Agilität neu denken

Buchtipp
17.02.2023

 
Autor Klaus Leopold ist Unternehmensberater und Mitbegründer der WIP Societies in Österreich und der Schweiz. Mit seinem aktuellen Buch spricht er Unternehmen an, die in Sachen Agilität bereits Rückschläge erlebt haben.

„Agilität neu denken“ von Klaus Leopold
„Agilität neu denken“ von Klaus Leopold

Über Agilität haben wir schon einiges gelesen, doch dieses Buch ist erfrischend anders. Erstens, es adressiert KMU-Kapitäninnen und -Kapitäne, die sich längst mit dem Thema beschäftigt haben und ein wenig ernüchtert sind – und die trotzdem nicht aufgeben. Zweitens, Autor und Unternehmensberater Klaus Leopold theoretisiert nicht herum, er packt die Sache praktisch an.
Die Ausgangssituation: Ein Unternehmen will im Alleingang seine IT agil machen, scheitert und engagiert Leopold zur Rettung. Der streut erst mal anerkennende Rosen. Was sein Kunde nicht alles richtig gemacht hat: ein Tagestraining aufgesetzt, in dem alle IT-Mitarbeitenden ein „agiles Mindset“ eingepflanzt bekamen, und einen Marktplatz, auf dem die Teamleads um ihre künftigen Leute buhlten (klug, weil nicht das Management einteilte). Dazu genügend Coaches für die Führungskräfte.
Ein Jahr später sind zwar alle „voll transformiert“. Doch ach, der Output, gemessen an der Time-to-Market, der Zeit bis zu Auslieferungsreife, ist unverändert mau. Leopold, hilf uns!
Auftritt: der Retter. Er diagnostiziert messerscharf, dass zwar die IT agil arbeitet, das Management sich aber kein bisschen bewegt hat.
Konkret: dass es immer noch in Jahreszyklen plant statt bedarfsbezogen, langatmige Genehmigungsrituale pflegt, statt schnell zu entscheiden, sich in Detailplanungen verrennt, statt prototypisieren zu lassen.
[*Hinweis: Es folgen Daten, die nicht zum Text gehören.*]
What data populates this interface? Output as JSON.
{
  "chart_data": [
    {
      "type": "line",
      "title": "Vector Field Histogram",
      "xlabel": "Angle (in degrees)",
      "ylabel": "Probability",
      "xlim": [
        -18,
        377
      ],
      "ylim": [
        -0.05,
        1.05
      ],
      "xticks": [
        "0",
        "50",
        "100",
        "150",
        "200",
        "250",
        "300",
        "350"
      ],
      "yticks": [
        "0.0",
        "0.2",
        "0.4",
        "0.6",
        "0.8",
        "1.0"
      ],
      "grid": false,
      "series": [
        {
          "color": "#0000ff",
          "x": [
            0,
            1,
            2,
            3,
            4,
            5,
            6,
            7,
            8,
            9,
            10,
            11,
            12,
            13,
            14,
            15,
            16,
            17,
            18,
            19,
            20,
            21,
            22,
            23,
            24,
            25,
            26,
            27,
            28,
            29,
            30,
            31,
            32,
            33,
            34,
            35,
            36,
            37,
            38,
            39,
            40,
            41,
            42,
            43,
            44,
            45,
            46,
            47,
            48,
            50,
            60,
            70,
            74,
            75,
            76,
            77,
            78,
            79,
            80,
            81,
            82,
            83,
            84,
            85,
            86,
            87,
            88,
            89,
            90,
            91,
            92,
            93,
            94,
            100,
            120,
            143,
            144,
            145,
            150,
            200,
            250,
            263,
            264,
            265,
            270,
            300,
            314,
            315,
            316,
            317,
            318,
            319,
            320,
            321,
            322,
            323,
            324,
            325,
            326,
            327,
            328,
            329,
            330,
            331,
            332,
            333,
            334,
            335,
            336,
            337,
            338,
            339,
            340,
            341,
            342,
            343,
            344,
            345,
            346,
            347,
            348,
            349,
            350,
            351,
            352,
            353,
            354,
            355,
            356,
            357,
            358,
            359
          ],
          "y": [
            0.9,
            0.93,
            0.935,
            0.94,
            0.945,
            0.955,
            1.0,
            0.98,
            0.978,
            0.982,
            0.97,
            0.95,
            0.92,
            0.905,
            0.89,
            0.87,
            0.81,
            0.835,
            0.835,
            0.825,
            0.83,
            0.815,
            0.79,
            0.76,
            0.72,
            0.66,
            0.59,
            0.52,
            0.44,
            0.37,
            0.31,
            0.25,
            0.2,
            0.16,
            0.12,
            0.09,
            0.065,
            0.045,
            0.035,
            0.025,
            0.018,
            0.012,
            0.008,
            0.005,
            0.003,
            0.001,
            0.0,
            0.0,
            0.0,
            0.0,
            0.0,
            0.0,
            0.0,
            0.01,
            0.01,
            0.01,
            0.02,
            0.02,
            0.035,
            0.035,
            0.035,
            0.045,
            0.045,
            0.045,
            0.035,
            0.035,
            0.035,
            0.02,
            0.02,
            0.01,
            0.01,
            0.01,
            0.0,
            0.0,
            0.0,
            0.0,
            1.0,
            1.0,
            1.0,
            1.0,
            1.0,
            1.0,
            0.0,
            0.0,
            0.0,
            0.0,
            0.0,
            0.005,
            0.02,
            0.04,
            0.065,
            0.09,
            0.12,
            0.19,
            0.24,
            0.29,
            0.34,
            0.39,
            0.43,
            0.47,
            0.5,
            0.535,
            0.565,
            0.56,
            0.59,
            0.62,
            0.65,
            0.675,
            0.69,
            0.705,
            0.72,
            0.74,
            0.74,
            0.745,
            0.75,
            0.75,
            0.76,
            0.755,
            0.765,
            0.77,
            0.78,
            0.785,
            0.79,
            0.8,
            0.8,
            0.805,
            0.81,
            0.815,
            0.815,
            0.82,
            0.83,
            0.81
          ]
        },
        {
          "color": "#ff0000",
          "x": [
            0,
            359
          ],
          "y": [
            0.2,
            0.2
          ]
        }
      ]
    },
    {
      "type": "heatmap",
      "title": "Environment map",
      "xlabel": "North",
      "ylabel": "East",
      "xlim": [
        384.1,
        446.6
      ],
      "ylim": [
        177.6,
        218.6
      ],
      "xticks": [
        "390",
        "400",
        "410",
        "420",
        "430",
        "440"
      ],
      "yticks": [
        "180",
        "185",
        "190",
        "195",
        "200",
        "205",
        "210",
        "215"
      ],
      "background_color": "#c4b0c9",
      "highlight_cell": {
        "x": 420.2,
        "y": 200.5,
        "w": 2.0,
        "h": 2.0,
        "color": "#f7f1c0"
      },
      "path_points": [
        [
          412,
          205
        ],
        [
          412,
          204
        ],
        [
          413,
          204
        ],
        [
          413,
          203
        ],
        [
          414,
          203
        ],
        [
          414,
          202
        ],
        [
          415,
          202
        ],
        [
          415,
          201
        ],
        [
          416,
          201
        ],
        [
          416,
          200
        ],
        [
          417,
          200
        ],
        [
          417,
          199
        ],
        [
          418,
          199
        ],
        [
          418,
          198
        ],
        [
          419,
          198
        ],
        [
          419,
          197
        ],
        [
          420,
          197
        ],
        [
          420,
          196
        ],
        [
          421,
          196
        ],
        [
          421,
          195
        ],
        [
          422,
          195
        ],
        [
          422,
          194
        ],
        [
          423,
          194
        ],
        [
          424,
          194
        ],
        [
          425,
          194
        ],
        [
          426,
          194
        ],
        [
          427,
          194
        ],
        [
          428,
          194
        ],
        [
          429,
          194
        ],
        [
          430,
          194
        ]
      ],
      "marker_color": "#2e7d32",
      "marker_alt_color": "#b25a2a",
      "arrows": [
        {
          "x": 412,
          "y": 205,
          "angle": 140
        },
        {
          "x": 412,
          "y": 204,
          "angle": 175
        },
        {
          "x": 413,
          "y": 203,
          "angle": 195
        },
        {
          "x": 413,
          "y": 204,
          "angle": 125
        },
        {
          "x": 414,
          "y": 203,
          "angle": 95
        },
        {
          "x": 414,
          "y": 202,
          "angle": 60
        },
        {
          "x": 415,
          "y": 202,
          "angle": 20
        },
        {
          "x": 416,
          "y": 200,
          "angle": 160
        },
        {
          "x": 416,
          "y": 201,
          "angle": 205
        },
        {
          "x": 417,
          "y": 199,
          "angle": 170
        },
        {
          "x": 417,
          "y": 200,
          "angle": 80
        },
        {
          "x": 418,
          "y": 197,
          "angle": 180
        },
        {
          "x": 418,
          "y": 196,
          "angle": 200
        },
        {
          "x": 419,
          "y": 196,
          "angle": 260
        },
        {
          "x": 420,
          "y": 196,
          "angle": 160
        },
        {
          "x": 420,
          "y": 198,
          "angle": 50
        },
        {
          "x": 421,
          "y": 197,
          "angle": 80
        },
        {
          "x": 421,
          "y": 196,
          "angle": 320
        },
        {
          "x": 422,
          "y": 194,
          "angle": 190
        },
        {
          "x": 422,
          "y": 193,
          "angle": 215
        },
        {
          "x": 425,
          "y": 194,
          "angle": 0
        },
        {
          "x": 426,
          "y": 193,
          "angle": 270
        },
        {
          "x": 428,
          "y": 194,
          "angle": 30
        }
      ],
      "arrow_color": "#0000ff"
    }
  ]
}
Und die Todsünde überhaupt: Das Unternehmen kreist immer noch nicht planetengleich um die alles erhellende Sonne, den Kunden.
Unter der Anleitung von Retter Leopold schießen sich vom Management bis zur Buchhaltung alle auf die Time-to-Market als oberstes Ziel ein (nicht: Jeder hat ein anderes). Sie lernen, ihre Schritte Kanban-artig zu visualisieren, kreuz und quer miteinander zu reden und Fortschritte mit wenigen, aber aussagekräftigen Metriken zu messen. Kernbotschaft: Agil arbeiten alle oder keiner.

Piloten, Tower und ­Flughöhen
Derweil brechen die braven ITler unter zu viel Arbeit zusammen. Agil heißt schneller, so die gängige Meinung, also könnten doch die ITler mehr schupfen als zuvor, oder? Leopold präsentiert eine so interessante wie bildhafte Lösung: Er führt „Flight Levels“ ein. Weil es doch so ist: Ein Pilot, der hoch oben in den Wolken fliegt, sieht weit in die Ferne, aber nichts am Boden. Andere Piloten, die tief fliegen, sehen jedes Detail am Boden, haben aber wenig Weitblick. Und alle koordiniert der Tower. Schöne Metapher, die Leopold hier auf das Unternehmen überträgt. Der hochfliegende Pilot ist, nein, nicht notwendigerweise die Geschäftsleitung, sondern das strategische Portfoliomanagement. Es bricht die großen Ziele der Geschäftsleitung (hier die schnellere Time-to-Market) auf konkrete Projekte herunter. In Leopolds Diktion ist das Flight Level 3. Der Tower vulgo Flight Level 2 übersetzt sie in verdauliche Arbeitshäppchen. Gerade so viel, wie die bodennahen Piloten, die operativen Ebenen auf Flight Level 1, abarbeiten können. Der Rest wird vor der Tür geparkt, bis der jeweilige Bereich Kapazität dafür frei hat.
Diese Idee eines „Vermittlers“ zwischen den Welten ist einen Blick wert. Leopolds Flughöhen-Konzept ist natürlich elaborierter. Kurz deutet er neue Begriffe an, Topologien und Flugrouten etwa, dann verweist er blitzschnell auf sein nächstes Buch, das man sich bitte gleich besorgen sollte. Wenn das nicht smart ist!

Die Autorin

Andrea Lehky hat sich als „PRESSE“-Redakteurin über viele Jahre eine tiefe Expertise in den Bereichen Management & Karriere erarbeitet. Heute arbeitet sie als freie Journalistin in Wien.